Because God is holy, acceptance with Him on the ground of creature doings is utterly impossible. A fallen creature could sooner create a world, than produce that which would meet the approval of infinite Purity. Can darkness dwell with Light? Can the Immaculate One take pleasure in "filthy rags" (Isaiah 64:6)? The best that sinful man brings forth is defiled. A corrupt tree cannot bear good fruit. God would deny Himself and vilify His perfections, were He to account as righteous and holy that which is not so in itself; and nothing is so which has the least stain upon it contrary to the nature of God. But blessed be His name, that which His holiness demanded, His grace has provided in Christ Jesus our Lord. Every poor sinner who has fled to Him for refuge, stands "accepted in the Beloved" (Ephesians 1:6). Hallelujah!

Because God is holy the utmost reverence befits our approaches unto Him. "God is greatly to be feared in the assembly of the saints, and to be had in reverence of all those who are about Him" (Psalm 89:7). Then "Exalt the Lord our God, and worship at His footstool; He is holy" (Psalm 99:5). Yes, "at His footstool," in the lowest posture of humility, prostrate before Him. When Moses would approach unto the burning bush, God said, "Take off your shoes from your feet" (Exodus 3:5). He is to be served "with fear" (Psalm 2:1 1). Of Israel His demand was, "I will show Myself holy among those who are near me. I will be glorified before all the people." (Leviticus 10:3). The more our hearts are awed by His ineffable holiness, the more acceptable will be our approaches unto Him.

Because God is holy, we should desire to be conformed to Him. His commandment is, "Be holy, for I am holy" (1 Peter 1:16). We are not bidden to be omnipotent or omniscient as God is, but "as the One who called you is holy, you also are to be holy in all your conduct" (1 Peter 1:15).

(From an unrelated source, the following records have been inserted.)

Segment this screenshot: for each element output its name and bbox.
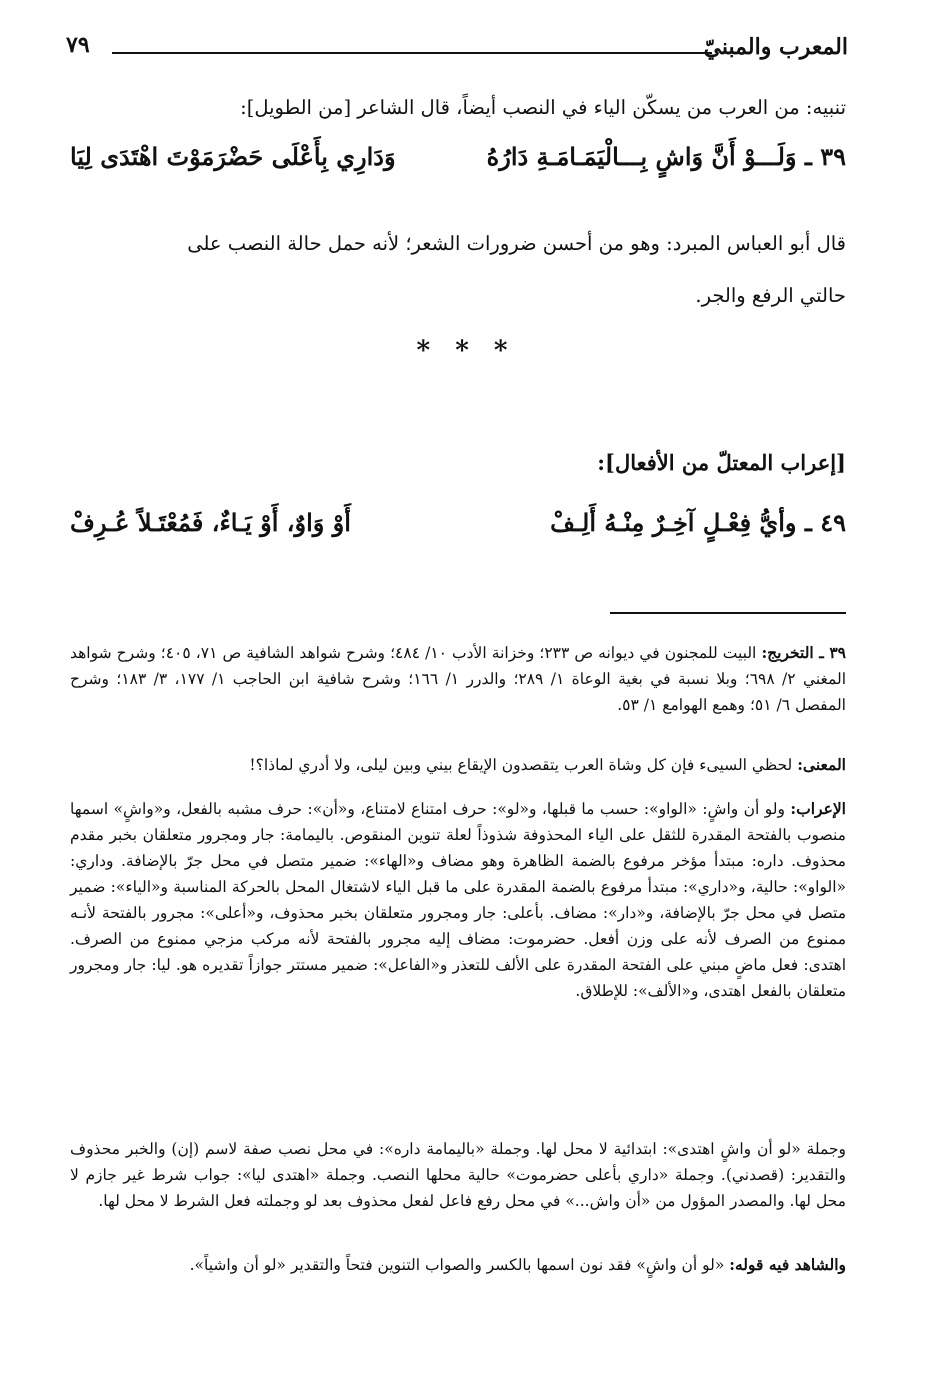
- footnote-takhrij: [70, 640, 846, 718]
- verse-49: [70, 508, 846, 537]
- verse-39-second-hemistich: وَدَارِي بِأَعْلَى حَضْرَمَوْتَ اهْتَدَى لِيَا: [70, 142, 396, 171]
- footnote-shahid: [70, 1252, 846, 1278]
- page-number: ٧٩: [66, 32, 90, 58]
- mubarrad-line-2: حالتي الرفع والجر.: [695, 284, 846, 307]
- footnote-rule: [610, 612, 846, 614]
- section-separator: * * *: [416, 336, 516, 366]
- verse-39: [70, 142, 846, 171]
- irab-label: الإعراب:: [790, 799, 846, 818]
- section-title: [إعراب المعتلّ من الأفعال]:: [597, 450, 846, 475]
- maana-text: لحظي السيىء فإن كل وشاة العرب يتقصدون الإيقاع بيني وبين ليلى، ولا أدري لماذا؟!: [249, 756, 793, 774]
- footnote-jumal: وجملة «لو أن واشٍ اهتدى»: ابتدائية لا محل لها. وجملة «باليمامة داره»: في محل نصب صفة لاسم (إن) والخبر محذوف والتقدير: (قصدني). وجملة «داري بأعلى حضرموت» حالية محلها النصب. وجملة «اهتدى ليا»: جواب شرط غير جازم لا محل لها. والمصدر المؤول من «أن واش...» في محل رفع فاعل لفعل محذوف بعد لو وجملته فعل الشرط لا محل لها.: [70, 1140, 846, 1210]
- takhrij-label: ٣٩ ـ التخريج:: [761, 643, 847, 662]
- mubarrad-line-1: قال أبو العباس المبرد: وهو من أحسن ضرورات الشعر؛ لأنه حمل حالة النصب على: [187, 232, 846, 255]
- irab-text: ولو أن واشٍ: «الواو»: حسب ما قبلها، و«لو»: حرف امتناع لامتناع، و«أن»: حرف مشبه بالفعل، و«واشٍ» اسمها منصوب بالفتحة المقدرة للثقل على الياء المحذوفة شذوذاً لعلة تنوين المنقوص. باليمامة: جار ومجرور متعلقان بخبر مقدم محذوف. داره: مبتدأ مؤخر مرفوع بالضمة الظاهرة وهو مضاف و«الهاء»: ضمير متصل في محل جرّ بالإضافة. وداري: «الواو»: حالية، و«داري»: مبتدأ مرفوع بالضمة المقدرة على ما قبل الياء لاشتغال المحل بالحركة المناسبة و«الياء»: ضمير متصل في محل جرّ بالإضافة، و«دار»: مضاف. بأعلى: جار ومجرور متعلقان بخبر محذوف، و«أعلى»: مجرور بالفتحة لأنـه ممنوع من الصرف لأنه على وزن أفعل. حضرموت: مضاف إليه مجرور بالفتحة لأنه مركب مزجي ممنوع من الصرف. اهتدى: فعل ماضٍ مبني على الفتحة المقدرة على الألف للتعذر و«الفاعل»: ضمير مستتر جوازاً تقديره هو. ليا: جار ومجرور متعلقان بالفعل اهتدى، و«الألف»: للإطلاق.: [70, 800, 846, 1000]
- running-header-title: المعرب والمبنيّ: [703, 34, 848, 60]
- verse-49-first-hemistich: ٤٩ ـ وأيُّ فِعْـلٍ آخِـرٌ مِنْـهُ أَلِـفْ: [550, 508, 846, 537]
- takhrij-text: البيت للمجنون في ديوانه ص ٢٣٣؛ وخزانة الأدب ١٠/ ٤٨٤؛ وشرح شواهد الشافية ص ٧١، ٤٠٥؛ وشرح شواهد المغني ٢/ ٦٩٨؛ وبلا نسبة في بغية الوعاة ١/ ٢٨٩؛ والدرر ١/ ١٦٦؛ وشرح شافية ابن الحاجب ١/ ١٧٧، ٣/ ١٨٣؛ وشرح المفصل ٦/ ٥١؛ وهمع الهوامع ١/ ٥٣.: [70, 644, 847, 714]
- verse-39-first-hemistich: ٣٩ ـ وَلَـــوْ أَنَّ وَاشٍ بِـــالْيَمَـامَـةِ دَارُهُ: [486, 142, 846, 171]
- shahid-text: «لو أن واشٍ» فقد نون اسمها بالكسر والصواب التنوين فتحاً والتقدير «لو أن واشياً».: [189, 1256, 725, 1274]
- maana-label: المعنى:: [797, 755, 846, 774]
- footnote-maana: [70, 752, 846, 778]
- footnote-irab: [70, 796, 846, 1004]
- header-rule: [112, 52, 712, 54]
- shahid-label: والشاهد فيه قوله:: [729, 1255, 846, 1274]
- note-paragraph: تنبيه: من العرب من يسكّن الياء في النصب أيضاً، قال الشاعر [من الطويل]:: [240, 96, 846, 119]
- verse-49-second-hemistich: أَوْ وَاوٌ، أَوْ يَـاءٌ، فَمُعْتَـلاً عُـرِفْ: [70, 508, 351, 537]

"This is the prime way of honoring God. We do not so glorify God by elevated admirations, or eloquent expressions, or pompous services for Him—as when we aspire to a conversing with Him with unstained spirits, and live to Him in living like Him" (Charnock).

Then as God alone is the Source and Fount of holiness, let us earnestly seek holiness from Him. Let our daily prayer be that He may "sanctify us wholly; and our whole spirit and soul and body be preserved blameless unto the coming of our Lord Jesus Christ" (1 Thessalonians 5:23).